Rabu, 14 Juni 2028
Dua Perahu
Berdiri dengan satu kaki di perahu ini dan satu kaki di perahu sebelah rasanya aman. Dua-duanya dipegang, tidak ada yang dilepas. Sampai kedua perahu itu mulai bergerak berlawanan arah.
Kemarin kita melihat Allah memelihara Elia lewat tepung seorang janda. Hari ini nabi itu tampil terbuka di gunung Karmel dan menantang bangsanya dengan pertanyaan menohok: berapa lama lagi kamu berlaku timpang dan bercabang hati? Kalau TUHAN itu Allah, ikutilah Dia; kalau Baal, ikutilah dia. Rakyat tidak menjawab sepatah kata pun. Mereka memang tidak menolak TUHAN. Mereka hanya menambahkan Baal, untuk jaga-jaga. Ibadah rangkap, hati bercabang.

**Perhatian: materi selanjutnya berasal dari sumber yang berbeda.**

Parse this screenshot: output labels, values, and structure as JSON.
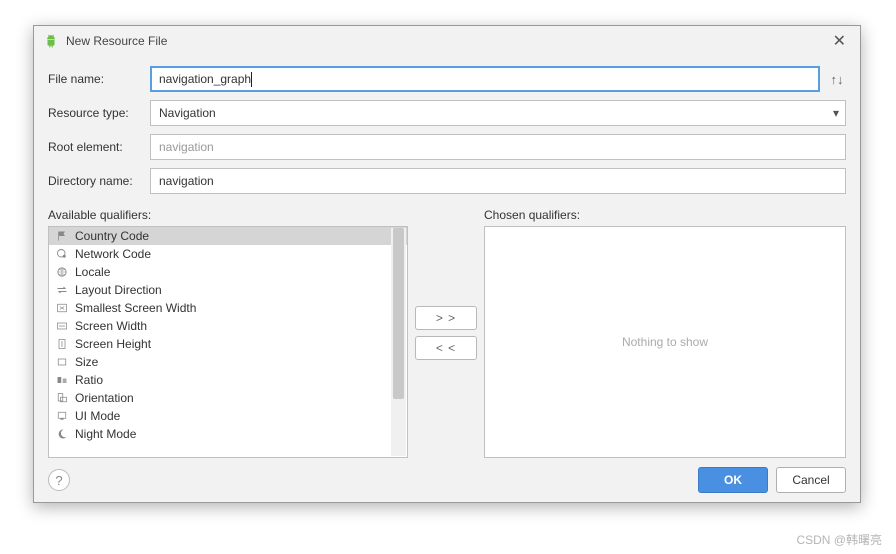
{
  "titlebar": {
    "title": "New Resource File",
    "close_glyph": "✕"
  },
  "form": {
    "file_name": {
      "label": "File name:",
      "value": "navigation_graph",
      "swap_glyph": "↑↓"
    },
    "resource_type": {
      "label": "Resource type:",
      "value": "Navigation"
    },
    "root_element": {
      "label": "Root element:",
      "value": "navigation"
    },
    "directory_name": {
      "label": "Directory name:",
      "value": "navigation"
    }
  },
  "qualifiers": {
    "available_title": "Available qualifiers:",
    "chosen_title": "Chosen qualifiers:",
    "available": [
      {
        "label": "Country Code",
        "icon": "flag",
        "selected": true
      },
      {
        "label": "Network Code",
        "icon": "globe-pin"
      },
      {
        "label": "Locale",
        "icon": "globe"
      },
      {
        "label": "Layout Direction",
        "icon": "arrows"
      },
      {
        "label": "Smallest Screen Width",
        "icon": "sw"
      },
      {
        "label": "Screen Width",
        "icon": "w"
      },
      {
        "label": "Screen Height",
        "icon": "h"
      },
      {
        "label": "Size",
        "icon": "rect"
      },
      {
        "label": "Ratio",
        "icon": "ratio"
      },
      {
        "label": "Orientation",
        "icon": "orient"
      },
      {
        "label": "UI Mode",
        "icon": "ui"
      },
      {
        "label": "Night Mode",
        "icon": "moon"
      }
    ],
    "add_label": "> >",
    "remove_label": "< <",
    "chosen_empty": "Nothing to show"
  },
  "footer": {
    "help_glyph": "?",
    "ok_label": "OK",
    "cancel_label": "Cancel"
  },
  "watermark": "CSDN @韩曙亮"
}
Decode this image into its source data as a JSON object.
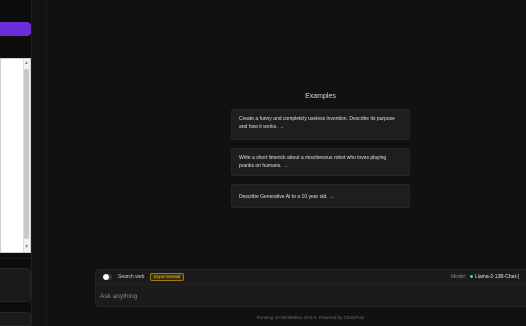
{
  "examples": {
    "title": "Examples",
    "items": [
      {
        "text": "Create a funny and completely useless invention. Describe its purpose and how it works. →"
      },
      {
        "text": "Write a short limerick about a mischievous robot who loves playing pranks on humans. →"
      },
      {
        "text": "Describe Generative AI to a 10 year old. →"
      }
    ]
  },
  "composer": {
    "search_web_label": "Search web",
    "search_web_enabled": false,
    "experimental_badge": "Experimental",
    "model_label": "Model:",
    "model_name": "Llama-2-13B-Chat-(",
    "input_placeholder": "Ask anything",
    "input_value": ""
  },
  "footer": {
    "text": "Running on NimbleBox v3.0.0. Powered by ChainFury"
  },
  "colors": {
    "background": "#111111",
    "accent": "#6a2fd6",
    "badge": "#f0c23a",
    "model_dot": "#39d0a0"
  },
  "icons": {
    "toggle": "toggle-switch",
    "model_status": "status-dot-icon",
    "scroll_up": "chevron-up-icon",
    "scroll_down": "chevron-down-icon"
  }
}
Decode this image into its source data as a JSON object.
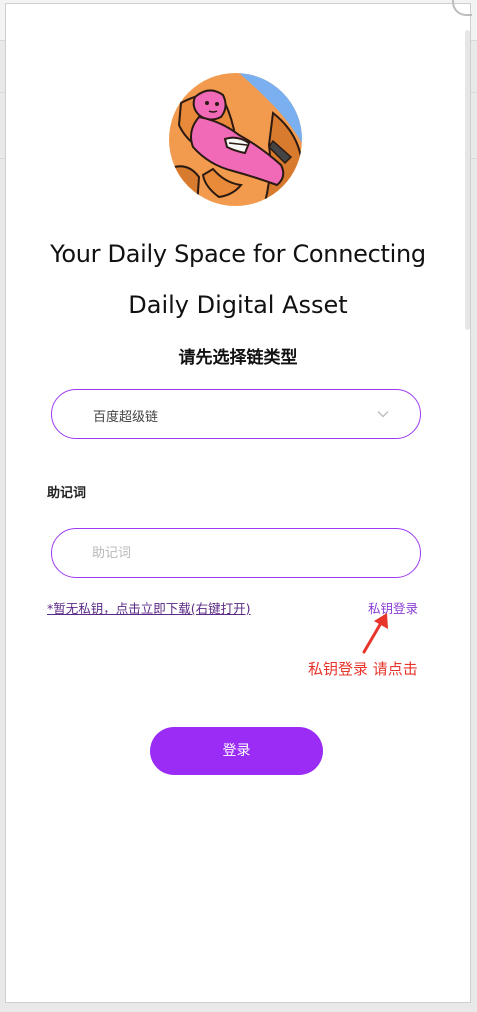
{
  "hero": {
    "line1": "Your Daily Space for Connecting",
    "line2": "Daily Digital Asset"
  },
  "chain": {
    "prompt": "请先选择链类型",
    "selected": "百度超级链"
  },
  "mnemonic": {
    "label": "助记词",
    "placeholder": "助记词",
    "value": ""
  },
  "links": {
    "download": "*暂无私钥，点击立即下载(右键打开)",
    "private_key_login": "私钥登录"
  },
  "annotation": {
    "text": "私钥登录 请点击"
  },
  "login_button": "登录",
  "colors": {
    "accent": "#9a2cf5",
    "annotation": "#e8352b"
  },
  "icons": {
    "avatar": "avatar-illustration",
    "dropdown": "chevron-down-icon",
    "annotation_arrow": "arrow-icon"
  }
}
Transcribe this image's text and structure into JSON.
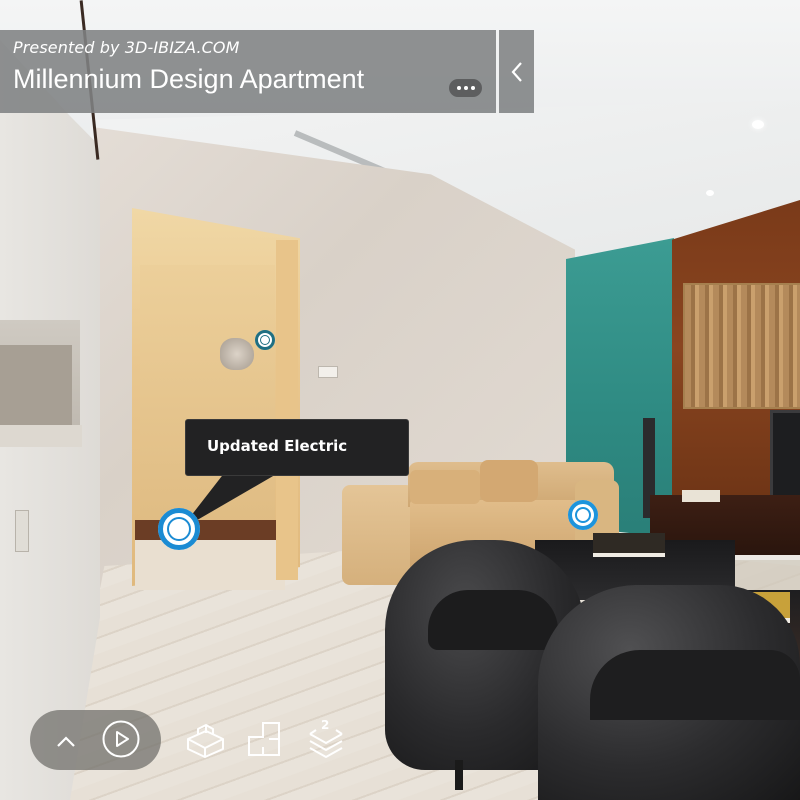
{
  "header": {
    "presented_by": "Presented by 3D-IBIZA.COM",
    "title": "Millennium Design Apartment",
    "more_icon": "ellipsis-icon",
    "collapse_icon": "chevron-left-icon"
  },
  "tooltip": {
    "text": "Updated Electric"
  },
  "tags": [
    {
      "name": "mattertag-updated-electric",
      "state": "active",
      "color": "#1b8bd3"
    },
    {
      "name": "mattertag-statue",
      "state": "default",
      "color": "#1f6f82"
    },
    {
      "name": "mattertag-sofa",
      "state": "default",
      "color": "#1d94dc"
    }
  ],
  "controls": {
    "items": [
      {
        "name": "expand-up",
        "icon": "chevron-up-icon"
      },
      {
        "name": "play-tour",
        "icon": "play-icon"
      },
      {
        "name": "dollhouse-view",
        "icon": "dollhouse-icon"
      },
      {
        "name": "floorplan-view",
        "icon": "floorplan-icon"
      },
      {
        "name": "floor-selector",
        "icon": "floors-icon",
        "badge": "2"
      }
    ]
  }
}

Lalu api turun menyambar habis kurban Elia, dan seluruh rakyat sujud: TUHAN, Dialah Allah! Api itu tidak diminta membakar siapa-siapa. Ia hanya diminta menjelaskan pilihan.
Kita jarang menyembah patung. Tetapi Baal zaman ini lebih halus: uang yang menentukan semua keputusan, gengsi yang mengatur seluruh tingkah, rasa aman yang membuat Tuhan disimpan sebagai cadangan. Hari ini pertanyaan Elia diarahkan kepada kita: berapa lama lagi bercabang hati?
Tuhan, Engkaulah Allah. Tolonglah aku turun dari perahu yang satunya. Amin.